Think three maxed-out Zayn Maliks, or Hall & Oates updated for the Ryan Tedder set, and you’re halfway there when it comes to the fine, refreshed Jonas-es. Oddly enough (not really), it is the songwriter, producer, and singer of OneRepublic, Tedder, behind the knobs and sleek twiddlings of “Happiness Begins.”
With fellow producers Shellback (from Ariana Grande and Maroon 5’s camp) on “Only Human,” Greg Kurstin (Paul McCartney, Pink) on “I Believe” and “Every Single Time,” and a mini-slew of smash hit scribes, Tedder and the songwriting Jonases craft an hermetically sealed and soulfully poptimistic work that compels you to respect the J-Bros beyond their past Disney-fied boy-band successes.
Calling “Happiness Begins” soulful doesn’t mean their album lacks for the Jonases’ usual new wave power pop floss. The slow, jacked-up synths of “I Believe” — Nick’s love note to bride Priyanka Chopra — is as much Yazoo-y as it is Drake-ian. (Joe gets his own love letter to wife Sophie Turner in the hot house “Hesitate.”)
Each dense poppy layer and texture of “Every Single Time” is so rich and sweet, this reviewer was in a cocoa-sugar rush by tune’s finale. The ever-so-slightly Auto Tune-provoked “Cool” and its mix of gorgeous harmony vocals, fuzzy guitars and down-tempo pulses could be the best male impersonation of the best that Taylor Swift has to offer.
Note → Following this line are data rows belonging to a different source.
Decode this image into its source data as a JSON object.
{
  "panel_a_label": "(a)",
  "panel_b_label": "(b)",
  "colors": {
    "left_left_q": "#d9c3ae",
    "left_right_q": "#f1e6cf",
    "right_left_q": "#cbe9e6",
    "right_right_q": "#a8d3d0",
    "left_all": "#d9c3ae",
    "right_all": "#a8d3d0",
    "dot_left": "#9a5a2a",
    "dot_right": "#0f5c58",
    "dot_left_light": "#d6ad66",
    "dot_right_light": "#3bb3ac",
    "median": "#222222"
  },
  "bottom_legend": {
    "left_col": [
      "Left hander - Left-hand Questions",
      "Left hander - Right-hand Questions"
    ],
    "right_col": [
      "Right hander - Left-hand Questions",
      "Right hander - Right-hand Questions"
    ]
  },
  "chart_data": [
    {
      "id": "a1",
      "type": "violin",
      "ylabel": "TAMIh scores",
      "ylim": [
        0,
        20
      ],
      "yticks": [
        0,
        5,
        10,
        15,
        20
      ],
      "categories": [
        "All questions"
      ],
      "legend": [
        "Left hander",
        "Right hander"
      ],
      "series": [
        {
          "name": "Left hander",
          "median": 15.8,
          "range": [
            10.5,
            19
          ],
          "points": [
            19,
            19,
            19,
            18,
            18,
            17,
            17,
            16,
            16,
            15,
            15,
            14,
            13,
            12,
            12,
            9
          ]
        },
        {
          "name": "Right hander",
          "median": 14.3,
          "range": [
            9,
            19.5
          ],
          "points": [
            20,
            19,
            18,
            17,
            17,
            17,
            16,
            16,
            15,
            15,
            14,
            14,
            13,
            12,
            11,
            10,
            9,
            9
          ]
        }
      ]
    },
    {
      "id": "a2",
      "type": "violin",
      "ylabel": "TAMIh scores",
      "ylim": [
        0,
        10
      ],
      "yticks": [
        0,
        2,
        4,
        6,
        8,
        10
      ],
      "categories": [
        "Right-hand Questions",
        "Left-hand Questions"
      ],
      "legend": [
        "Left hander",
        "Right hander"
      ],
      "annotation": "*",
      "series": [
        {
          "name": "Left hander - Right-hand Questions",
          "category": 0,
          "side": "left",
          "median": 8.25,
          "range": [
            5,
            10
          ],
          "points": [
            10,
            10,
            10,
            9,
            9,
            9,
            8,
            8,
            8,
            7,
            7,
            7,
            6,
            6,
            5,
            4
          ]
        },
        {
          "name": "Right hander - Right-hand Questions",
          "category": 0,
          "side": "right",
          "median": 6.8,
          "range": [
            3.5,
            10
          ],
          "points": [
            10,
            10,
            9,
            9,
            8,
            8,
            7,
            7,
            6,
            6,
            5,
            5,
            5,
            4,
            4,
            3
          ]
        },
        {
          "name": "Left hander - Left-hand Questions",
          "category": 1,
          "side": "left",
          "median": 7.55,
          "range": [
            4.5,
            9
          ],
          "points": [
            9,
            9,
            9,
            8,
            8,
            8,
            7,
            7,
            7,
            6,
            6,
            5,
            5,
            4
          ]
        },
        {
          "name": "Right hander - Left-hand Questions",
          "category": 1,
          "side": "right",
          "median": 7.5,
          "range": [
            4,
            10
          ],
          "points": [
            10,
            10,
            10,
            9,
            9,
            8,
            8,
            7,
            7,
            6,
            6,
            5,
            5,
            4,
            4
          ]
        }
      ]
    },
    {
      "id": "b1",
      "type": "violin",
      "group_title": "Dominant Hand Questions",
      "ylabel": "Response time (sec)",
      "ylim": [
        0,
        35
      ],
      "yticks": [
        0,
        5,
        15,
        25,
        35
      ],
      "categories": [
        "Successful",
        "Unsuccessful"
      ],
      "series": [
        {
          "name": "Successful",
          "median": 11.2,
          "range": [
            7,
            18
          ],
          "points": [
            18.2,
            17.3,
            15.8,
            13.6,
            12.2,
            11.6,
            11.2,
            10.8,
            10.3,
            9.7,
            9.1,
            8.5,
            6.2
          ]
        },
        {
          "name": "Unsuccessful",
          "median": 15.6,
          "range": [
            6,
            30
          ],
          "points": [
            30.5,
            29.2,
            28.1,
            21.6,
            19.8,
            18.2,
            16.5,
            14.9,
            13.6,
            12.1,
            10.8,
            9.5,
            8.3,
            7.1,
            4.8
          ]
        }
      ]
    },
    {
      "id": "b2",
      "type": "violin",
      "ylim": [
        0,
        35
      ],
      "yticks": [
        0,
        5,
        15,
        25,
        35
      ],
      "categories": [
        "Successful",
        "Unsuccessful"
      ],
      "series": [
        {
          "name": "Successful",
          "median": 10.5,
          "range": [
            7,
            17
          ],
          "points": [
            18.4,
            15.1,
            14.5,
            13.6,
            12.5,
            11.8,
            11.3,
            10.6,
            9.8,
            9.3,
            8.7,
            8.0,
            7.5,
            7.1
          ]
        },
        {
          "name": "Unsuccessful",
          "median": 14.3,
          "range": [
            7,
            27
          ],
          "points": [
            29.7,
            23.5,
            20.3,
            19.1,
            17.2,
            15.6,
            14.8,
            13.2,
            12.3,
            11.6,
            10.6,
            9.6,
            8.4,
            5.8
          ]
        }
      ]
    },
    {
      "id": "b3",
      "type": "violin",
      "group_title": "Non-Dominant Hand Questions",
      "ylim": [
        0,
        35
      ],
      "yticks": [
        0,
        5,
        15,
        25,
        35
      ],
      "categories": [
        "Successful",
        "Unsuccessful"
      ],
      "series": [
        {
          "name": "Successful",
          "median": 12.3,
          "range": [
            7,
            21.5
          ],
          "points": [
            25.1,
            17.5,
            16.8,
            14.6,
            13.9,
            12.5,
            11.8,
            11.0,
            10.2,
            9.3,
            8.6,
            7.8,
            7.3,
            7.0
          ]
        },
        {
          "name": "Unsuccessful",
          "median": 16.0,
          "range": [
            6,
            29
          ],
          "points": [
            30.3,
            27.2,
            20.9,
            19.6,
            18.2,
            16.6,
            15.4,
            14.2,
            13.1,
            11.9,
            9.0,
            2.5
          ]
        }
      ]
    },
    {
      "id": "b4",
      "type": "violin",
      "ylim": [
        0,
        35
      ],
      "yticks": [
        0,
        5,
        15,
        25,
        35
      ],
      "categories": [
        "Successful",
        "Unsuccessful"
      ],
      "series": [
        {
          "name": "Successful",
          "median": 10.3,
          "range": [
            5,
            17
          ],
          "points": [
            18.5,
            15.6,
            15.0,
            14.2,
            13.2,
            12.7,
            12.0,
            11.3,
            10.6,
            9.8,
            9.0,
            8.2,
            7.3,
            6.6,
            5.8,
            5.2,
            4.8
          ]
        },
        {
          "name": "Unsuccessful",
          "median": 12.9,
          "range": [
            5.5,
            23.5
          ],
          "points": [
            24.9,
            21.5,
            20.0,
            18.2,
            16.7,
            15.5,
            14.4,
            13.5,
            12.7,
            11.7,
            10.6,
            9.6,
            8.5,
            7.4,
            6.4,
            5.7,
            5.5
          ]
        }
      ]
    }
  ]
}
Even the clickety clacking “Sucker” with its whistles, buzzes and bounce is as much old school David Essex as it is minimalist nu-dance music.
“Happiness Begins” is not an album without clinkers (the saccharine “Strangers”) or flatlines (the so-so “Love Her”). Then again, the low points are so few-and-far-between that they’re nearly forgotten once you get to the zesty, one-two punch finale of “Rollercoaster” and “Comeback.” For each hotly produced track tells a tale as torrid as it is tragic with romantically reminiscent takes on what it genuinely (aw) means to be a happy family with as many bumps and bruises as it has harmonies and victories.
Yeah, the Jonas Brothers are back, and just in time to show the BTSes of the world how it’s really done.